On the other hand, as Lewis notes, the Hindu-Buddhist view sees the world as infused by God.  God is inside every mineral and every blade of grass, and He is in the “color purple” in a field of wildflowers as Alice Walker so poetically described Him in her novel of the same name.  At the same time, however, the Hindu-Buddhist God is also outside the world in the sense that He is a transcendent Being of Light and Love that none of us can ever fully perceive.  What Christianity regards as a fallen world, Hinduism and Buddhism see as a dualistic world of “maya” or illusion.  The principal goal of each human life is not so much to improve the world by actively interfering with it as it is to influence it indirectly in a positive, uplifting direction by learning how to pierce the veil of illusion in an attitude of prayer and meditation.  When we do this, we create an aura of peace around us that extends in ever-widening circles through society like tranquil ripples on a pond.

But why should Christians accept Lewis’ antagonism toward pantheism?  As I noted in my July 18 entry, “Pantheism, Maya and the Movie ‘Avatar,’” director James Cameron effectively and compellingly explores the theme of pantheism in “Avatar,” and he was roundly criticized by the Christian right for equating the artist God with his Creation.  Despite this stance, can’t Christianity be interpreted to be compatible with a pantheistic view?  After all, when Picasso painted a canvas, wasn’t his artistic spirit inexorably expressed in every one of his brushstrokes?  Didn’t he see himself in his creation?  Didn’t he admire it as an offspring of himself, in fact as a part of him?  Having recently seen an impressive retrospective of Picasso’s work at the Seattle Art Museum, I can report witnessing the artist’s genius – the divine spark – in every one of his two dimensional works and three-dimensional objects.  Picasso said about his own work that he didn’t do it himself; instead, the spirit that he called “Painting” ruled him.

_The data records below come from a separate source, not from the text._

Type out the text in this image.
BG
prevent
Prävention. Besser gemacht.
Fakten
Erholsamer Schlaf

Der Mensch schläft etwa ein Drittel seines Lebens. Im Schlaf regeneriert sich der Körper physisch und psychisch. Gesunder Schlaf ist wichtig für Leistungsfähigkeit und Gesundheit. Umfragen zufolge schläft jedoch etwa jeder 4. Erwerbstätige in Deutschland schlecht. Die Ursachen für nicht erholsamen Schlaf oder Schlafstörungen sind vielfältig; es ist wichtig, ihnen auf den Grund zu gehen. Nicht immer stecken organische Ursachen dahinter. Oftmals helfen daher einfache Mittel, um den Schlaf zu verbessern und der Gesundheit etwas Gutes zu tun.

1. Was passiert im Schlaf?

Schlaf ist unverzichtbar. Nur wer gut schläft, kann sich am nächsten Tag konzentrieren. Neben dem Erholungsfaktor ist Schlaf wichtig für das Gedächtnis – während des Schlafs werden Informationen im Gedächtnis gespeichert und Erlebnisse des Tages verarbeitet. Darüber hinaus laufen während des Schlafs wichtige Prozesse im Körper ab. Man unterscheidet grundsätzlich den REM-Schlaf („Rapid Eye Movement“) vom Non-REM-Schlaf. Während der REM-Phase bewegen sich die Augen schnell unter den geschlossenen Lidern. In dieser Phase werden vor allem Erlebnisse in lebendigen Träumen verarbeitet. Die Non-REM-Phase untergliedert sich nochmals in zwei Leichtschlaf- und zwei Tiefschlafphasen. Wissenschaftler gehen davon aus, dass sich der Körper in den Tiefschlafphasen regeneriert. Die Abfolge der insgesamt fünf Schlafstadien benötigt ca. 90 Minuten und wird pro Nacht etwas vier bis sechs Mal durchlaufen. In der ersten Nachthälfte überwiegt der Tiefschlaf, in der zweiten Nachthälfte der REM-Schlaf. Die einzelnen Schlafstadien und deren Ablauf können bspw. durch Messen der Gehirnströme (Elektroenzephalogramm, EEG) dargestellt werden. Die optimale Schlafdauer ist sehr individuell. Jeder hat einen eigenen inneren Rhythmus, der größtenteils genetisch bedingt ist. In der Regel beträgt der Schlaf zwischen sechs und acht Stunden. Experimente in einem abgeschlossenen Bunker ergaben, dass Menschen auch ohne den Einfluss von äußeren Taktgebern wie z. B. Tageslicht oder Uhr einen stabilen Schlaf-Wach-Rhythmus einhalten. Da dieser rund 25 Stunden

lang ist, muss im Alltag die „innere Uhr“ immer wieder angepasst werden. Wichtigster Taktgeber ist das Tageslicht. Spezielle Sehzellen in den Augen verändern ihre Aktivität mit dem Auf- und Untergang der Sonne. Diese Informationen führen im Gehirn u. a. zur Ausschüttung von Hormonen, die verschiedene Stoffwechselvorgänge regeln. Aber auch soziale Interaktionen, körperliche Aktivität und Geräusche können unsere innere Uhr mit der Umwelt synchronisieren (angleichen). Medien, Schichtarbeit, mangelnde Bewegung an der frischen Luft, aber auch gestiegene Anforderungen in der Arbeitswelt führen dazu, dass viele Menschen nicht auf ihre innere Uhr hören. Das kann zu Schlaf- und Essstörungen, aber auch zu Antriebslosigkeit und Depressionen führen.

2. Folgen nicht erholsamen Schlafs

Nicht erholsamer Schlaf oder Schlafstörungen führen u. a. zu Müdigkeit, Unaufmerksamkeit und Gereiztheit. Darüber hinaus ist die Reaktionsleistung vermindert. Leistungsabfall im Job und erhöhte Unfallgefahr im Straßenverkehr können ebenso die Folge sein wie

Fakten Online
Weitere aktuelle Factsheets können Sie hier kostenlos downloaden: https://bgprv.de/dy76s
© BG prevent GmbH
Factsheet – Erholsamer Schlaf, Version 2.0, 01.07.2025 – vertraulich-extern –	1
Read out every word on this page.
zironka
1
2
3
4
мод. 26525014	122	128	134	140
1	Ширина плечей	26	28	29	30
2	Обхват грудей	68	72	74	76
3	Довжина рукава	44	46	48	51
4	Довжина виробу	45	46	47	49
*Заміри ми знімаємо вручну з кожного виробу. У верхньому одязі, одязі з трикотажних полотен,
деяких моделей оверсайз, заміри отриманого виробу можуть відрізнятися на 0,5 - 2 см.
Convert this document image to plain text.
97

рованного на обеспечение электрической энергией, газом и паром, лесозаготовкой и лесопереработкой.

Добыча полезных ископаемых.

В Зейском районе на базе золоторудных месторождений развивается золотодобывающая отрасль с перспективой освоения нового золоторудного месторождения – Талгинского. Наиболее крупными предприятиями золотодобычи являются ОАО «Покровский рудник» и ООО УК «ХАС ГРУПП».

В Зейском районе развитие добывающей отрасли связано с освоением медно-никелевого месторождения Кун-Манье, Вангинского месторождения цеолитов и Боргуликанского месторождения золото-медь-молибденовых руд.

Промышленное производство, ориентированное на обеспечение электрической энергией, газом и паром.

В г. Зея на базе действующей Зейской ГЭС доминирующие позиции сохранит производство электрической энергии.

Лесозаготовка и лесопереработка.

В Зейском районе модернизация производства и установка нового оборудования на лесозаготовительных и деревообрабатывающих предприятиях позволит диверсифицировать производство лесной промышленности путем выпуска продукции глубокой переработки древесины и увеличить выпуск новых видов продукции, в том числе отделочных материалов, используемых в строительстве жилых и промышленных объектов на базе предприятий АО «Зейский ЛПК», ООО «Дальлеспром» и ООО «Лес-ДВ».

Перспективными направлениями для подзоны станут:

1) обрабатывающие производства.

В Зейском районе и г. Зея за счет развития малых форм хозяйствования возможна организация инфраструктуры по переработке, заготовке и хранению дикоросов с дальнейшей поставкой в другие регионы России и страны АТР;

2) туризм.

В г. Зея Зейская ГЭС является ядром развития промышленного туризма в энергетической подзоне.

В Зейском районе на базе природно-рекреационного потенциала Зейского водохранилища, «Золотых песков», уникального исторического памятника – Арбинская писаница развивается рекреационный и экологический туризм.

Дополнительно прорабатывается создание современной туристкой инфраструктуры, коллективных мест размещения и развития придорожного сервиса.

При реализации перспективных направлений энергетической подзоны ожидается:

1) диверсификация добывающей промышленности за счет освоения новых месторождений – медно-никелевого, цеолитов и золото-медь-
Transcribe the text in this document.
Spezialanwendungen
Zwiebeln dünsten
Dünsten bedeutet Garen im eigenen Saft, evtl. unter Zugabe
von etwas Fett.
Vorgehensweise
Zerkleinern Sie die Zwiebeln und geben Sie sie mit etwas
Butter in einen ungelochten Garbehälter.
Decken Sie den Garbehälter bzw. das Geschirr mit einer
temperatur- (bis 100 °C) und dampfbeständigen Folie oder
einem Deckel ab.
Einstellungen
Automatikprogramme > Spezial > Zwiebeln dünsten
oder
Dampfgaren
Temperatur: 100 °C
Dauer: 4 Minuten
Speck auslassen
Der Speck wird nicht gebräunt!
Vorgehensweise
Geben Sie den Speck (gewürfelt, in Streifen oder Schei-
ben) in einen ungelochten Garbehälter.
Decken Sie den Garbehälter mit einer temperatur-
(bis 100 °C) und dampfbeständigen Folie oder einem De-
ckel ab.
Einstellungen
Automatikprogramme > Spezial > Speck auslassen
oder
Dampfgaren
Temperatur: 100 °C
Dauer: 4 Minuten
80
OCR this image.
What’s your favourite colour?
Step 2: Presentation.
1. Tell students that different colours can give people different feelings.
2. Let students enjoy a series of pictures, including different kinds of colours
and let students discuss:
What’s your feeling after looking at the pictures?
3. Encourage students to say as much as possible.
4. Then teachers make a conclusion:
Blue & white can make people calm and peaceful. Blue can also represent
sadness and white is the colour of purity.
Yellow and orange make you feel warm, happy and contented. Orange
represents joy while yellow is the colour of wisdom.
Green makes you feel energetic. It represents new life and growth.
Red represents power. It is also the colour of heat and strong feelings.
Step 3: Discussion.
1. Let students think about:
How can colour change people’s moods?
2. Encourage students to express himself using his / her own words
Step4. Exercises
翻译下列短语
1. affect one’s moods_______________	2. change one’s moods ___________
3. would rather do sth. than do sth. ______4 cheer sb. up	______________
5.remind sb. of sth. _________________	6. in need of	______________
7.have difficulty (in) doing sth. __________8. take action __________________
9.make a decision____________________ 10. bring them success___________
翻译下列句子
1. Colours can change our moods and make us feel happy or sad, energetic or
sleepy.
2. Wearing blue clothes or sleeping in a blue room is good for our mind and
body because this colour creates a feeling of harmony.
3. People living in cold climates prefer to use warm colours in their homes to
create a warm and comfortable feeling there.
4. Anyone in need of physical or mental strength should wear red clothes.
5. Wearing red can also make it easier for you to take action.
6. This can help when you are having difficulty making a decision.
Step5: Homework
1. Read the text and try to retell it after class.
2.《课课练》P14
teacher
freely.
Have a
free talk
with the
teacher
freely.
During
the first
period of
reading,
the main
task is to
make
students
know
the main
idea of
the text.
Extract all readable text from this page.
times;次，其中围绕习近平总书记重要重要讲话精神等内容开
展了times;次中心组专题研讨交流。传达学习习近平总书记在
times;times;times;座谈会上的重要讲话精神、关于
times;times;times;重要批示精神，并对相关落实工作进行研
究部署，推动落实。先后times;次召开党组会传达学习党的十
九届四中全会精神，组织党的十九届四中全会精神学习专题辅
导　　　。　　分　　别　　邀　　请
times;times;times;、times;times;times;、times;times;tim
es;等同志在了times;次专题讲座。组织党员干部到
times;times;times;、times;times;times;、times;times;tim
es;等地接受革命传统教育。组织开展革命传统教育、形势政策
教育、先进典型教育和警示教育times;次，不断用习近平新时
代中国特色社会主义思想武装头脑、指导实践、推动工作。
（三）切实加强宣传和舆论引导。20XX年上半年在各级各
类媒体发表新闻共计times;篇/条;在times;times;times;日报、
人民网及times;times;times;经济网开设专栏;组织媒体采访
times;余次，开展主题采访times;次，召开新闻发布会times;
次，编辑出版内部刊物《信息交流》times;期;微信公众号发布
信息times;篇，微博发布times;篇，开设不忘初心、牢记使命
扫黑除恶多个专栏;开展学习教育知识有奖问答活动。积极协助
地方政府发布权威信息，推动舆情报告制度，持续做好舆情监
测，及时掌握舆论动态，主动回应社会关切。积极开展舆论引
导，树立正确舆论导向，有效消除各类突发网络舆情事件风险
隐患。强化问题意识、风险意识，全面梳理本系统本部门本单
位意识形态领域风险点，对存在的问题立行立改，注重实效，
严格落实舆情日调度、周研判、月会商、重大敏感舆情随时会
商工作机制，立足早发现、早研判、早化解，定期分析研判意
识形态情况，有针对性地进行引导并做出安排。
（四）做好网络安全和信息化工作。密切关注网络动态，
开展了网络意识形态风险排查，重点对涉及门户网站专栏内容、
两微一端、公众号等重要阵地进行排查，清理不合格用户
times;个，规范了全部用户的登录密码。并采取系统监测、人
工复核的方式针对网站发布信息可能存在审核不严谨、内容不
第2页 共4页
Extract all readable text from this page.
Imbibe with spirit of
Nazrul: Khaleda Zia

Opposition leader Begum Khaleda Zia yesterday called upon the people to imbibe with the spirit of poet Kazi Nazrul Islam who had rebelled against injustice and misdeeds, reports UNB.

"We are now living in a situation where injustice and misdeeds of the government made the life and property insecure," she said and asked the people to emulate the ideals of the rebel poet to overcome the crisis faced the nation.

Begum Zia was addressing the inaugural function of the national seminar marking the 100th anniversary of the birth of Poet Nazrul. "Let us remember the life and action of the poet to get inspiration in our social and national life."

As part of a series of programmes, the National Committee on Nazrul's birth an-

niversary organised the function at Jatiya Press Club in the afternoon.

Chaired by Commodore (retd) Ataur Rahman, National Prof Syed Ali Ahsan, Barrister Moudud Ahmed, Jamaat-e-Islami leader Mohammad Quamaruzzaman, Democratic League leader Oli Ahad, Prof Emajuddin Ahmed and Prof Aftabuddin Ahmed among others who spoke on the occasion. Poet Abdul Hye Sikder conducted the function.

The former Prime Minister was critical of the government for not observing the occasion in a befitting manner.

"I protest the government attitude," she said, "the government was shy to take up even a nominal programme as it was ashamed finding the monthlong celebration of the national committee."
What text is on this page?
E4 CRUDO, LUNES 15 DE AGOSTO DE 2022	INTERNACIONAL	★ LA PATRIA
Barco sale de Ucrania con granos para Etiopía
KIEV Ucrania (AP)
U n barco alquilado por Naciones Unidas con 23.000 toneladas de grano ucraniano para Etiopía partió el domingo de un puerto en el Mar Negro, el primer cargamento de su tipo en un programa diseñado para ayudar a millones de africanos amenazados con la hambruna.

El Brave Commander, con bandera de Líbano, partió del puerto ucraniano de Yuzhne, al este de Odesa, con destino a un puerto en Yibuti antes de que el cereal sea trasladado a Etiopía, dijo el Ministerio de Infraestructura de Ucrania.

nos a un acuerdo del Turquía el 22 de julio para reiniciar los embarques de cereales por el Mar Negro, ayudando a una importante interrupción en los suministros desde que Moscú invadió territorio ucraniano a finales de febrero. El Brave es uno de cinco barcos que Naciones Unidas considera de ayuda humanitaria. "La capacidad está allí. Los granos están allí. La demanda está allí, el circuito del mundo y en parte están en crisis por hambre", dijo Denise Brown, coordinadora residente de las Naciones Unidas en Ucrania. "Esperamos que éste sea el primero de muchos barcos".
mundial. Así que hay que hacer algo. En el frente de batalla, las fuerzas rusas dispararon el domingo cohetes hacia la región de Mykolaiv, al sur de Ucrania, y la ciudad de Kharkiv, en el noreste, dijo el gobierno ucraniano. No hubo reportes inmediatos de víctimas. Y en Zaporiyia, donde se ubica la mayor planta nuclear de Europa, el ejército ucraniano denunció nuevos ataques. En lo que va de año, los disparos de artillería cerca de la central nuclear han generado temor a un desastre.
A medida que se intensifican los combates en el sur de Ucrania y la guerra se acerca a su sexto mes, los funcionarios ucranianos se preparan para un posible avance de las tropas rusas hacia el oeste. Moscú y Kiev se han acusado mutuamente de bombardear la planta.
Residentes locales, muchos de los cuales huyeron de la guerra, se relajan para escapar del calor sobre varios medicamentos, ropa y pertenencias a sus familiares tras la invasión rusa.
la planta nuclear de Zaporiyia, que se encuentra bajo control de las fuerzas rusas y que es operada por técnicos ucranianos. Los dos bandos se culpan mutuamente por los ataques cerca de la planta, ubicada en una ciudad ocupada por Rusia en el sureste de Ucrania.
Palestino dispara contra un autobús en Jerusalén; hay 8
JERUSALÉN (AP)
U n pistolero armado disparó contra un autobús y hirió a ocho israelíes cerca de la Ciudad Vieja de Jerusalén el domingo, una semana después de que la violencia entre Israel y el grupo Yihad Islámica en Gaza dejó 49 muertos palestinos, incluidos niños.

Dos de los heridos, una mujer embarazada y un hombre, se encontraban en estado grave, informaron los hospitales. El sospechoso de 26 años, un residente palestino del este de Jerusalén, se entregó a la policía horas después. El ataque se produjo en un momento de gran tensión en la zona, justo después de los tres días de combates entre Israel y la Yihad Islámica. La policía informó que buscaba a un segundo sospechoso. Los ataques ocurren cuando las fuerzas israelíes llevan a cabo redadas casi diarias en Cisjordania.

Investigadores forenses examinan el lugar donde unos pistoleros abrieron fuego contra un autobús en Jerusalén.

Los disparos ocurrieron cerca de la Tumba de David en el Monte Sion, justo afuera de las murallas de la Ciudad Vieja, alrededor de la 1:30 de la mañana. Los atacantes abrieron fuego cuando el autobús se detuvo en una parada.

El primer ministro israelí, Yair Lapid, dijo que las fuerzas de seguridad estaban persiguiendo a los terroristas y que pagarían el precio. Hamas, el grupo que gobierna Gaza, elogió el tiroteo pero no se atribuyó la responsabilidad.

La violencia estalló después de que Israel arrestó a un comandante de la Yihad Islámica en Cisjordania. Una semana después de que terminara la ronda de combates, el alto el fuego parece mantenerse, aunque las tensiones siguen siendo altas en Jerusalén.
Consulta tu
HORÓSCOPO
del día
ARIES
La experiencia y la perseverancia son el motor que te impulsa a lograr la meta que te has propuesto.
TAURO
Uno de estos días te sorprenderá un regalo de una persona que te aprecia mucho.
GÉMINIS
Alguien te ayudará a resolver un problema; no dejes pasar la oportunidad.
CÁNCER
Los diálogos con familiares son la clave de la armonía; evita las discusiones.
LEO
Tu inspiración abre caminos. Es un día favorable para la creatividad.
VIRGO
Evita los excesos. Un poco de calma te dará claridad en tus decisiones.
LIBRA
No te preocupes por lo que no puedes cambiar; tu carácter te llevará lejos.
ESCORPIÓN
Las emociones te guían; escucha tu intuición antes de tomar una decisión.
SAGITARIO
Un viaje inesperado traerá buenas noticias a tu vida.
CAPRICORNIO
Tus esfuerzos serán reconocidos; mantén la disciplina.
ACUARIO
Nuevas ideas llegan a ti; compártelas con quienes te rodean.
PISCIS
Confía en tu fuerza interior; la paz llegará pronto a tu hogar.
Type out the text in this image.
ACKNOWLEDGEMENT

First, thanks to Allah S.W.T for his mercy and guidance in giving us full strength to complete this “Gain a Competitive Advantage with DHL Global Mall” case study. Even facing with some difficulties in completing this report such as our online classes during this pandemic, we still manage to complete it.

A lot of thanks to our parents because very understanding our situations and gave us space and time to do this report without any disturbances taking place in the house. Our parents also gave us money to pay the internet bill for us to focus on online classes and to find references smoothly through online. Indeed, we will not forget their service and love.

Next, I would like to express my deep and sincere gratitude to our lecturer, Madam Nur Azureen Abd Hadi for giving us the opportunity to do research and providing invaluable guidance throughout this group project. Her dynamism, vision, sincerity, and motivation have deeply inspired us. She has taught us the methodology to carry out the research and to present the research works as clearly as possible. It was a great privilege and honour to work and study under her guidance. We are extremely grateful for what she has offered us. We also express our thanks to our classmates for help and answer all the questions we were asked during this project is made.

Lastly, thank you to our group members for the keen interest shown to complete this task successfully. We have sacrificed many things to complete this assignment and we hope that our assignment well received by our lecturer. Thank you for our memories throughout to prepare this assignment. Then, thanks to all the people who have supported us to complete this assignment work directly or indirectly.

Certainly, Christianity perceives mankind as being emotionally at a remove from God – we are fallen creatures – but why this should mean that God does not still infuse our fallen world with his Spirit, I cannot imagine.  In Mere Christianity, C.S. Lewis is careful to outline a mainstream Christian theology that is, at least in theory, accepted by all denominations including the Church of England and Roman Catholicism.  In that sense, his Christianity is orthodox in a general, widespread sense, understood and accepted by all denominations but particular to none of them.  Yet this “orthodox” Christianity has been distilled over centuries from many divergent viewpoints.  At least a few churches in an Early Christian movement that some scholars have argued was heterodox enough to have endorsed the concept of reincarnation certainly must have been open-minded enough to embrace pantheism.